I think I’ve managed to conclude that this is a problem with the server-side foreman-discovery gem that we’re using - 16.0.1.

I think I know that as I kept the smart proxy completely the same, but upgraded the foreman server to 2.2 (via a migration). I believe the foreman-discovery plugin was kept at the same version, I managed to repro the issue. I definitely confirmed that I was at 2.2, and the smartproxy was unchanged.

Because that was quite messy, I repeated with a clean install on the server, but accidentally went to 2.3.1 (latest) rather than stable. I kept the smartproxy build exactly the same (no upgrade at all). When I did this and repeated my configuration steps it all works fine (not able to reproduce the issue).

So IMO either the problem existed up to 2.2 and was fixed by 2.3.1 (unlikely); or indeed the actual problem was tfm-rubygem-foreman_discovery 16.0.1.

Either way, I think we’re happy and can make some good decisions from this info.

lzap · December 15, 2020, 3:06pm

Thanks for getting back to us.
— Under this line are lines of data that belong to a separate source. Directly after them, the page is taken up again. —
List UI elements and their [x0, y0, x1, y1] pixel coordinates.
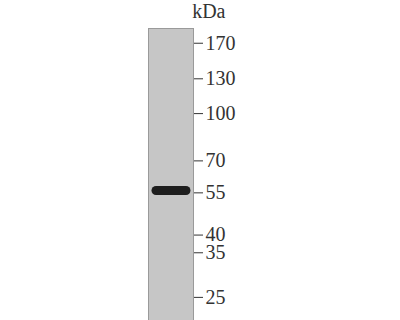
svg-text:70: 70 [206, 149, 226, 171]
svg-text:130: 130 [206, 67, 236, 89]
svg-text:35: 35 [206, 241, 226, 263]
svg-text:kDa: kDa [192, 0, 225, 22]
svg-text:100: 100 [206, 102, 236, 124]
svg-text:170: 170 [206, 32, 236, 54]
svg-text:40: 40 [205, 223, 226, 246]
svg-text:25: 25 [206, 286, 226, 308]
svg-text:55: 55 [206, 181, 226, 203]
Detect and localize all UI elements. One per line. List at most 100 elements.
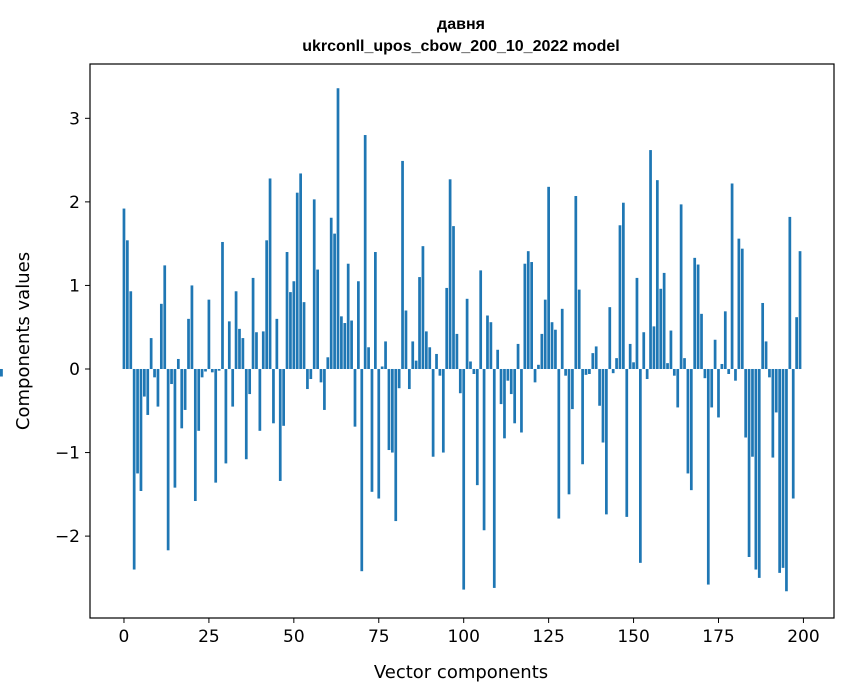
bar xyxy=(407,368,411,390)
y-tick-label: −1 xyxy=(55,444,80,464)
y-tick-label: −2 xyxy=(55,527,80,547)
bar xyxy=(166,368,170,551)
bar xyxy=(295,192,299,369)
bar xyxy=(445,287,449,369)
bar xyxy=(740,248,744,369)
bar xyxy=(757,368,761,578)
bar xyxy=(448,179,452,369)
bar xyxy=(689,368,693,491)
bar xyxy=(285,252,289,369)
bar xyxy=(676,368,680,408)
bar xyxy=(686,368,690,474)
bar xyxy=(360,368,364,572)
bar xyxy=(703,368,707,379)
bar xyxy=(588,368,591,374)
bar xyxy=(343,323,347,369)
bar xyxy=(238,328,241,369)
bar xyxy=(312,199,316,369)
bar xyxy=(278,368,282,481)
bar xyxy=(391,368,394,453)
bar xyxy=(387,368,391,451)
bar xyxy=(224,368,228,464)
bar xyxy=(503,368,506,439)
bar xyxy=(217,368,221,371)
bar xyxy=(292,281,296,369)
bar xyxy=(204,368,207,372)
bar xyxy=(275,318,279,369)
bar xyxy=(139,368,143,491)
bar xyxy=(533,368,537,383)
bar xyxy=(713,339,717,369)
bar xyxy=(496,349,500,369)
bar xyxy=(554,329,557,369)
bar xyxy=(672,368,676,376)
y-tick-label: 0 xyxy=(69,360,80,380)
bar xyxy=(452,226,455,369)
bar xyxy=(435,353,438,369)
bar xyxy=(187,318,190,369)
bar xyxy=(771,368,775,458)
bar xyxy=(791,368,795,499)
x-tick-label: 50 xyxy=(283,627,305,647)
bar xyxy=(751,368,754,457)
bar xyxy=(611,368,615,374)
bar xyxy=(737,238,741,369)
bar xyxy=(340,316,343,369)
x-axis-ticks: 0 25 50 75 100 125 150 175 200 xyxy=(119,618,820,647)
bar xyxy=(659,288,663,369)
y-tick-label: 2 xyxy=(69,193,80,213)
bar xyxy=(329,217,333,369)
bar xyxy=(574,196,578,369)
y-tick-label: 1 xyxy=(69,276,80,296)
bar xyxy=(492,368,496,588)
bar xyxy=(411,341,415,369)
bar xyxy=(781,368,785,568)
bar xyxy=(180,368,184,429)
y-tick-label: 3 xyxy=(69,109,80,129)
bar xyxy=(146,368,150,415)
bar xyxy=(618,225,622,369)
bar xyxy=(683,358,686,369)
bar xyxy=(428,347,432,369)
bar xyxy=(550,322,554,369)
bar xyxy=(350,320,353,369)
bar xyxy=(649,150,652,369)
bar xyxy=(785,368,788,592)
chart-title-line2: ukrconll_upos_cbow_200_10_2022 model xyxy=(302,38,619,55)
bar xyxy=(581,368,584,465)
bar xyxy=(479,270,483,369)
bar xyxy=(384,341,387,369)
bar xyxy=(615,358,618,369)
bar xyxy=(380,366,384,369)
y-axis-ticks: −2 −1 0 1 2 3 xyxy=(55,109,90,547)
bar xyxy=(326,357,330,369)
bar xyxy=(149,338,153,369)
bar xyxy=(717,368,720,418)
bar xyxy=(523,263,527,369)
bar xyxy=(598,368,601,406)
x-axis-label: Vector components xyxy=(374,662,548,683)
bar xyxy=(520,368,523,433)
bar xyxy=(404,310,408,369)
bar xyxy=(605,368,608,515)
bar xyxy=(414,360,418,369)
bar xyxy=(241,338,245,369)
bar xyxy=(244,368,248,460)
bar xyxy=(696,264,700,369)
bar xyxy=(465,298,469,369)
bar xyxy=(727,368,731,374)
bar xyxy=(540,333,544,369)
bar xyxy=(193,368,197,502)
bar xyxy=(761,302,765,369)
bar xyxy=(431,368,435,457)
bar xyxy=(584,368,588,375)
bar xyxy=(788,216,792,369)
bar xyxy=(418,277,421,369)
bar xyxy=(666,363,669,369)
bar xyxy=(438,368,442,376)
bar xyxy=(282,368,285,426)
bar xyxy=(227,321,231,369)
bar xyxy=(557,368,561,519)
bar xyxy=(421,246,425,369)
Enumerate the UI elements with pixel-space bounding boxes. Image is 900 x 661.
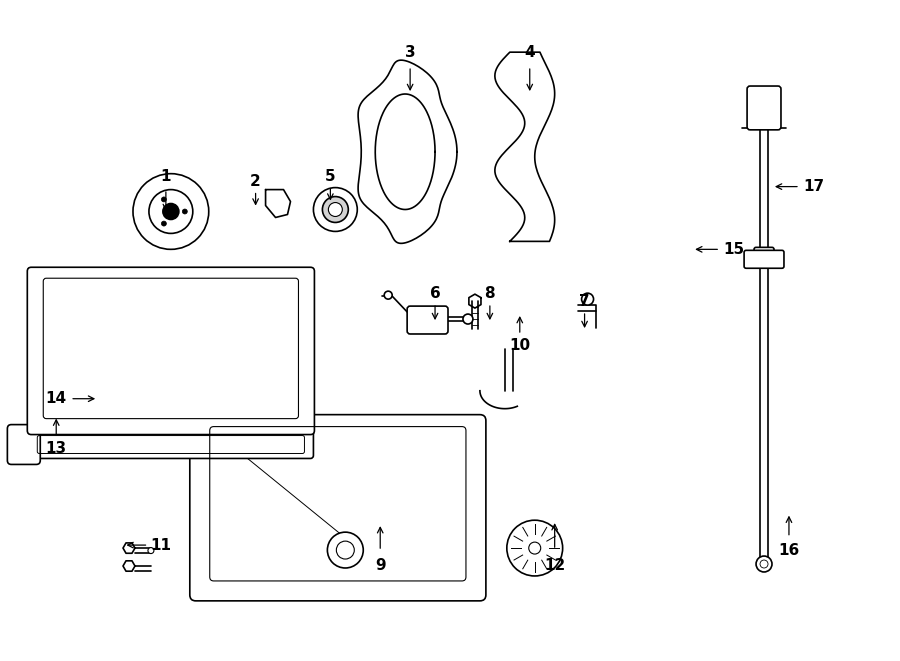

I quickly checked git log and I don’t see any commit in relation to tokens, it must have been some incompatibility which slipped through our testing process. Weird.

We only maintain two releases back, so 2.2/2.3 so I strongly suggest to plan your upgrades accordingly. For longer lifecycle you can get Red Hat Satellite or ATIX.

stiege · December 15, 2020, 3:35pm

Thanks,

Agreed, I had a bit of a search through the changes and couldn’t spot anything. I have now managed to repeat with a 2.2.1 clean install (works) and repeat with holding the plugin and migrating to 2.2.1 from 1.24.3 - again reproducing the error.

I missed a third possibility that it’s the migration that’s carrying over some bad config, unfortunately I don’t think I’m easily able to figure out how to do a clean install and downgrade. That seems like a pain for no benefit anyway. As you say, whatever it was, it’s long in the past.

lzap · December 15, 2020, 4:15pm

Okay, well honestly this thread was in my stomach for few weeks now, I am happy you sorted it out. I saw similar error caused by a hook, but you showed you don’t have any. It could have been a bug, I expect 2.3 to be better than 2.0 or 2.2 honestly.